CFHI identifies well evaluated innovation and offers the opportunity to enthusiastic health organizations to adapt and implement those changes. We create collaboratives with these teams, modestly fund them to permit some staff rotation and data collection, and support them with coaches and learning modules. We also carefully evaluate the outcomes for patients and the FISC. One spread collaborative drew on years of applied research on patient and family engagement to improve outcomes. The second collaborative originated with the EXTRA project in Winnipeg run by Cynthia Sinclair and Joe Puchniak on the reduction of inappropriately prescribed anti-psychotics to people with dementia in long-term care. (We just released the results of the 56 sites’ implementation in mid-May. They captured the national imagination. We have done more than forty interviews in a broad range of media.) Most excitingly, the province of New Brunswick has decided to scale the appropriate prescribing of anti- psychotics to all nursing homes in the province. The third is spreading Dr. Rocker’s COPD program. The others are coming soon.

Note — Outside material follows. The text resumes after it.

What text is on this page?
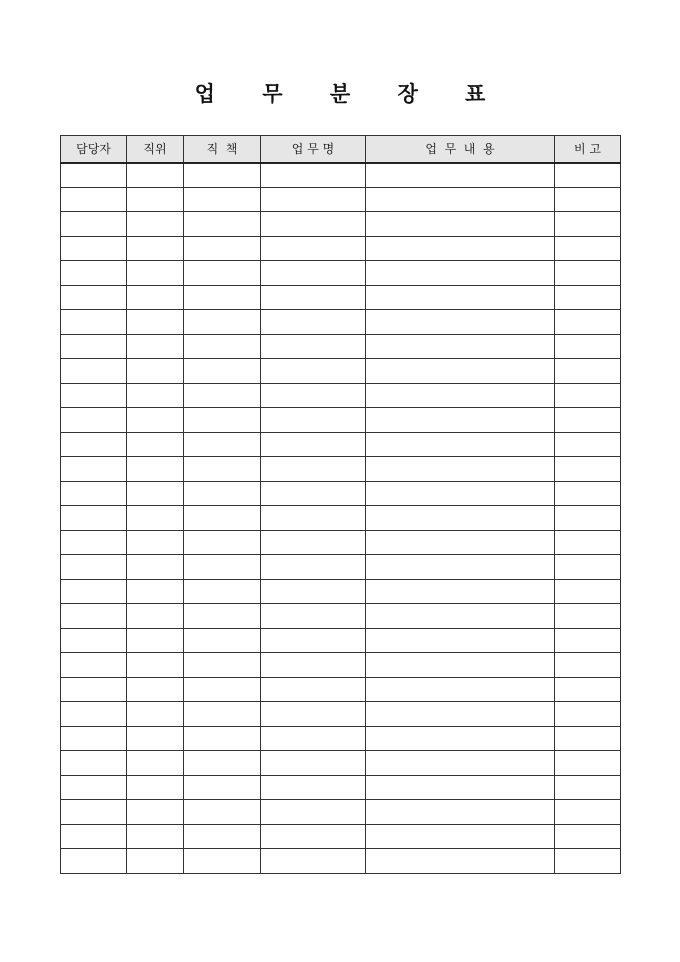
업 무 분 장 표
담당자	직위	직  책	업 무 명	업  무  내  용	비 고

Q: CFHI seems really focused on program evaluation.
Yes we are, and we don’t just talk about it: we actually do it. Data collection and analysis is an integral part of our programming. That is why we actually have results to share from the spread of collaboratives.
I have been a believer of the utility of sensible approaches to evaluation since the mid-1970s. It must be embedded in programming and actually influence management. Often organizations collect data routinely but either don’t know how to use it or don’t have it built into management decision making. CFHI is showing that spread and scale of well-evaluated local innovation can be done and should be done. Innovations start with innovators, people who see different ways of approaching problems. Old notions of giant levers for change applied top-down may work from time to time (it was a key step to have the state pay for healthcare). But achieving change in complex systems more and more requires that good ideas developed locally be tested, altered, spread and scaled. That does take a lot of leadership—first to develop the idea and then for someone to see the merit in it and test it in their own area. I learned a lot about this in my work in international development. It applies to healthcare too.